In order to test the hypothesis, I researched the musical characteristics of the Italian secular
madrigals of the late 16th and early 17th centuries. Some Italian vocal music other than secular
madrigals was analyzed and some madrigals and other 'vocal music from a little earlier or a little
later were also consulted. However, the vast majority of the examples that I have used to illustrate
my findings come from Italian secular madrigals composed (or at least published) in the late 16th
and early 17th century when the composition of madrigals was at its peak in both volume and
brilliance: A detailed style-critical study of the entire keyboard oeuvre of Froberger was undertaken
to determine if the various characteristics of this vocal music could be found in his music. Some of
Froberger's (Italian) predecessors on the keyboard, such as de Macque, Mayone, Trabaci,
Frescobaldi and Michelangelo Rossi seem also to have been influenced by the Italian madrigalists
and where appropriate, I have included examples from the works of these composers.

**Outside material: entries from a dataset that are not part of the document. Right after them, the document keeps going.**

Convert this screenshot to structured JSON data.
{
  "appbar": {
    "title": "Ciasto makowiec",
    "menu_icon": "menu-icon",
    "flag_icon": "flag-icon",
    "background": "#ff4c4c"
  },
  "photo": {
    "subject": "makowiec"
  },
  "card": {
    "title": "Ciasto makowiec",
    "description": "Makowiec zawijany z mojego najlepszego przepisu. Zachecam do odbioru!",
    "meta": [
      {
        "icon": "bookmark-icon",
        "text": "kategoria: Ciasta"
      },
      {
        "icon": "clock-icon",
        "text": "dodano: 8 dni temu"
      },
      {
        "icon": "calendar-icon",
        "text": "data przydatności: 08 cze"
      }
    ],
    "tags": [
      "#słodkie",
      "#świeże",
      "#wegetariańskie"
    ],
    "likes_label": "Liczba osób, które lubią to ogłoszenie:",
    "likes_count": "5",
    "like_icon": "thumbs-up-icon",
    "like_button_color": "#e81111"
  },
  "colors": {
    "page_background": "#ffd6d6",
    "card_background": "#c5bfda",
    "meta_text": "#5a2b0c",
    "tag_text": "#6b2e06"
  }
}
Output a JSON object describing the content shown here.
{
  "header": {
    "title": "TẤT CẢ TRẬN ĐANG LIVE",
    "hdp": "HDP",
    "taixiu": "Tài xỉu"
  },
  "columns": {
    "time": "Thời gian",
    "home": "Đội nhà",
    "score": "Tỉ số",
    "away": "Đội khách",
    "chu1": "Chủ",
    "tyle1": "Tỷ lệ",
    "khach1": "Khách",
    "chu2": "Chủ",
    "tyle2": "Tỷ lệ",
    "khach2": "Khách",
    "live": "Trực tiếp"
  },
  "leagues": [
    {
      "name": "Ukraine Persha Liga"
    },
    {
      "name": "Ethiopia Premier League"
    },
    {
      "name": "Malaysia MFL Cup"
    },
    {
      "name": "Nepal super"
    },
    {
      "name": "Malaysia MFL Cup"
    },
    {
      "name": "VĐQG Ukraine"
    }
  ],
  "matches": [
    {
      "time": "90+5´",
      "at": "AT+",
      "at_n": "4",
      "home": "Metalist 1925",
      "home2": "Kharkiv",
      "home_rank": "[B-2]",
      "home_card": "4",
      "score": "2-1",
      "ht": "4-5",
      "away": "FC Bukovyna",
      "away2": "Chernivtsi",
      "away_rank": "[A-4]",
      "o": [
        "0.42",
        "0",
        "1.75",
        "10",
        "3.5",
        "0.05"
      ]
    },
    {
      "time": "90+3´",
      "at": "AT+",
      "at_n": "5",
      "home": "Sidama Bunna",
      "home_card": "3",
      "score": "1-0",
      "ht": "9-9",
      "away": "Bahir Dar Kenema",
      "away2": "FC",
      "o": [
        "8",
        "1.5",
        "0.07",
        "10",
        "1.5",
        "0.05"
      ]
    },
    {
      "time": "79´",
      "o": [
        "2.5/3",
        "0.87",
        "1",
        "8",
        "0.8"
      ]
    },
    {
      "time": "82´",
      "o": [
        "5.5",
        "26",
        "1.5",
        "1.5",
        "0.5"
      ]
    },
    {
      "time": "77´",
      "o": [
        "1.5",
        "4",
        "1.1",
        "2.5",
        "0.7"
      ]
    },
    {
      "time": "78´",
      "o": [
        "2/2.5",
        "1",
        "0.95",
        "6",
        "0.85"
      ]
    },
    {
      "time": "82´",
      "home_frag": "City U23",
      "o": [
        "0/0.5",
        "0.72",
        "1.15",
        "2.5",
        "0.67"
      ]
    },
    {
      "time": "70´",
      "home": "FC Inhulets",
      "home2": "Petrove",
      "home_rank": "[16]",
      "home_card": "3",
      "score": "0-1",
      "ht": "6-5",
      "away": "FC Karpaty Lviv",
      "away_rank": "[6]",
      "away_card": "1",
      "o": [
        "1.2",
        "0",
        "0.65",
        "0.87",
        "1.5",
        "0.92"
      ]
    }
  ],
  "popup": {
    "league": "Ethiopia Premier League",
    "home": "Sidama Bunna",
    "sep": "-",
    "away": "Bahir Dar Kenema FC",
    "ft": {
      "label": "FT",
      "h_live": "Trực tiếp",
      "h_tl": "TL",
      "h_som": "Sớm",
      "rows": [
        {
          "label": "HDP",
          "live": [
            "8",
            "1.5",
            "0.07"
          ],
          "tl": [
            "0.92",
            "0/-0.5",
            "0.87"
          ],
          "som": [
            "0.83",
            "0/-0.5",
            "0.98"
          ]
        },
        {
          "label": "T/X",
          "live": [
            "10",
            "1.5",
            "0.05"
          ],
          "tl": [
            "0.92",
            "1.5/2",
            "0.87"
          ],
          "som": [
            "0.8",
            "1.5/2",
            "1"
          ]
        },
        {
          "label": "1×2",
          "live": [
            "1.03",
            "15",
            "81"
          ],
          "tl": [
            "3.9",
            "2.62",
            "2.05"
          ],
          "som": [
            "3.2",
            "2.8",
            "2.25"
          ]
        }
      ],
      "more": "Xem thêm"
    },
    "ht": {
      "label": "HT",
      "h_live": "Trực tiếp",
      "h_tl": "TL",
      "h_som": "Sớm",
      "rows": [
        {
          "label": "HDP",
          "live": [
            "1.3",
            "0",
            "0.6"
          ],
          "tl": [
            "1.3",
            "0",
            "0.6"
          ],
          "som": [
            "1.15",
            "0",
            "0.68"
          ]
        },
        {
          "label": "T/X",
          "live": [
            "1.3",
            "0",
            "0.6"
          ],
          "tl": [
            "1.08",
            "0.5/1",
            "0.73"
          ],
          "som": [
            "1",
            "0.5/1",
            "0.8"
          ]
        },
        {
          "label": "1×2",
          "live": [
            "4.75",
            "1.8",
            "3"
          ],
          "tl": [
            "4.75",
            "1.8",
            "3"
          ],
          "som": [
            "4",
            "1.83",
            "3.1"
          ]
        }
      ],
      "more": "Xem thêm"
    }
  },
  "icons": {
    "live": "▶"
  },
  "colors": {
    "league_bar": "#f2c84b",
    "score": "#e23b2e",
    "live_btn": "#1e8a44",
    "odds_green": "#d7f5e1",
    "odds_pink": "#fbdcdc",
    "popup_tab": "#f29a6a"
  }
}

Before the main body of the research, I have included a chapter on Froberger's life and travels; a
comprehensive collection of the information that is currently known. In recent years, some
fascinating research has been undertaken that has thrown light on Froberger's life and travels, but
all the information has not previously been presented in a chronological format.
The main body of the research is divided into four sections, each of which discusses a particular
musical aspect of the madrigals and shows similar usage in Froberger's works. The first of these
sections discusses the use of "madrigalisms" for expressive ends. This chapter analyses some of the
more commonly used word painting devices and shows their use in madrigals and in Froberger's
music. The second of these sections discusses sprezzatura in the wider meaning given to it by
Caccini in his Nuove Musiche (1601/2), where it encompasses not only rhapsodic tempo fluctuations
but also the use of dissonance for expressive purposes. The third section discusses the use of
ornaments in the madrigals and shows how Froberger used a variety of specifically Italian vocal
ornaments in his music, as well as the more standard range of ornaments used by keyboard
composers. The fourth section describes the continuous invention and diversity present in the
madrigals and in Froberger's music. This invention manifests itself in, amongst other things, the use
of a wide variety of rhythms and textures to portray the agitation of the passions and a delight in
complexity.
Within these sections, the theories of the time are discussed, examples are given from the madrigals
and parallel examples are drawn from Froberger's music. At the end of the thesis four case studies
are presented to show how the hypothesis fits entire works by Froberger. Froberger's oeuvre can
arguably be divided into laments (and similar forms), partitas, contrapuntal works and toccatas.
The case studies are intended to represent one of each of these forms. In each of the studies, certain
aspects of the music are compared to the madrigals and parallels are drawn to extra-musical events
or phenomena in order to place the particular composition in its historical and social context.